General information
- Type: Experimental aircraft
- National origin: United Kingdom
- Manufacturer: Avro
- Designer: R.F.Burga
- Number built: 1

History
- First flight: 20 November 1912
- Retired: 1913

= Avro Burga =

The Avro Burga was built by Avro for R.F. Burga to test his unique system of lateral control. It was a single-engined two-seat monoplane, fitted with differentially operated surfaces above and below the central fuselage.

==Development==
Since the Wright brothers' crucial work on aircraft control, lateral control has almost always been provided by moving the surface of the wing, either by wing warping or with ailerons. Lieut. R.F. Burga of the Peruvian Navy made the radical suggestion that it might be better to effect lateral control with two rudder-like surfaces, mounted near the centre of gravity and at right angles to the wings. A roll would be initiated by turning these surfaces, one below and one above the fuselage, in opposite directions. Burga applied for a patent in 1910 and it was published on 2 November 1911. He approached A.V Roe & Co., who would build other people's designs for them, and in 1912 a single-engined shoulder-winged monoplane was produced with the novel control surfaces. It has been suggested that this aircraft may have been the Avro 502, about which all that is known is that it was a monoplane.
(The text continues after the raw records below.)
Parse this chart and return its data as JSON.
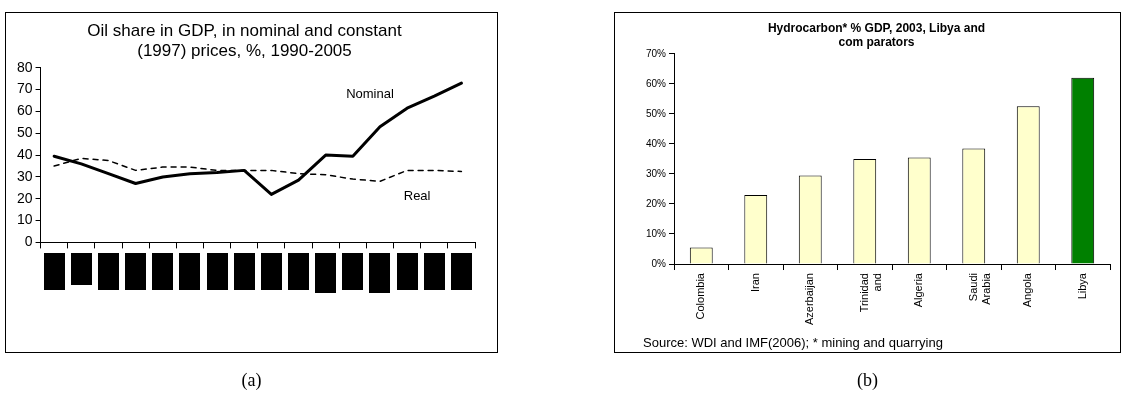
{
  "chart_data": [
    {
      "type": "line",
      "title": "Oil share in GDP, in nominal and constant (1997) prices, %, 1990-2005",
      "categories": [
        null,
        null,
        null,
        null,
        null,
        null,
        null,
        null,
        null,
        null,
        null,
        null,
        null,
        null,
        null,
        null
      ],
      "series": [
        {
          "name": "Nominal",
          "color": "#000000",
          "line_style": "solid",
          "values": [
            39.5,
            36,
            31.5,
            27,
            30,
            31.5,
            32,
            33,
            22,
            28.5,
            40,
            39.5,
            53,
            61.5,
            67,
            73
          ]
        },
        {
          "name": "Real",
          "color": "#000000",
          "line_style": "dashed",
          "values": [
            35,
            38.5,
            37.5,
            33,
            34.5,
            34.5,
            33,
            33,
            33,
            31.5,
            31,
            29,
            28,
            33,
            33,
            32.5
          ]
        }
      ],
      "ylim": [
        0,
        80
      ],
      "yticks": [
        0,
        10,
        20,
        30,
        40,
        50,
        60,
        70,
        80
      ],
      "grid": false,
      "legend": false,
      "marker": "none",
      "annotations": [
        "(a)"
      ]
    },
    {
      "type": "bar",
      "title": "Hydrocarbon* % GDP, 2003, Libya and com parators",
      "categories": [
        "Colombia",
        "Iran",
        "Azerbaijan",
        "Trinidad and",
        "Algeria",
        "Saudi Arabia",
        "Angola",
        "Libya"
      ],
      "values": [
        5.5,
        23,
        29.5,
        35,
        35.5,
        38.5,
        52.5,
        62
      ],
      "colors": [
        "#ffffcc",
        "#ffffcc",
        "#ffffcc",
        "#ffffcc",
        "#ffffcc",
        "#ffffcc",
        "#ffffcc",
        "#008000"
      ],
      "ylim": [
        0,
        70
      ],
      "yticks": [
        {
          "value": 0,
          "label": "0%"
        },
        {
          "value": 10,
          "label": "10%"
        },
        {
          "value": 20,
          "label": "20%"
        },
        {
          "value": 30,
          "label": "30%"
        },
        {
          "value": 40,
          "label": "40%"
        },
        {
          "value": 50,
          "label": "50%"
        },
        {
          "value": 60,
          "label": "60%"
        },
        {
          "value": 70,
          "label": "70%"
        }
      ],
      "grid": false,
      "legend": false,
      "annotations": [
        "Source: WDI and IMF(2006); * mining and quarrying",
        "(b)"
      ]
    }
  ]
}
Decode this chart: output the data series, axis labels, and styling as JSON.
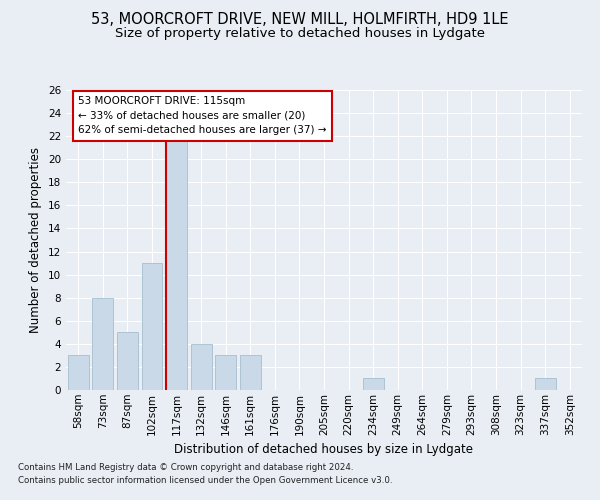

The Burga monoplane was built at Avro's Manchester factory at the same time as the prototype Avro Type E biplane, and it used the same tail unit and undercarriage. Control surfaces apart, it differed primarily in being a monoplane, but also in having a more slender fuselage, though still a two-seater, and in using a less powerful but lighter engine, a 50 hp Gnome rotary. The wings were braced from below to strong points on the undercarriage and from above to a pylon just ahead of the front cockpit. A vertical shaft attached to this pylon appears also to have carried the leading edges of the lateral control surfaces; the one below the fuselage was almost rectangular but the upper one was shaped to avoid the passenger's head.

==Operational history==
Though Avro aircraft had always been built in Manchester, they had never flown from there but rather from the Avro School's base at Brooklands; in August 1912, however, the school had moved to Shoreham on the south coast, which is where the Burga machine was test flown. The first flight was carried out on 20 November 1912, piloted by H.R. Simms one of the School's pilots. The monoplane had been designed to take wings of different camber and incidence, and those chosen for the early testing were expected to give the highest speed. Simms reported that the aircraft was fast and had a good rate of climb, but no reports on handling with the new surfaces seem to have survived. After more flying, the aircraft was reported as back at the Avro factory for modification but was not seen again.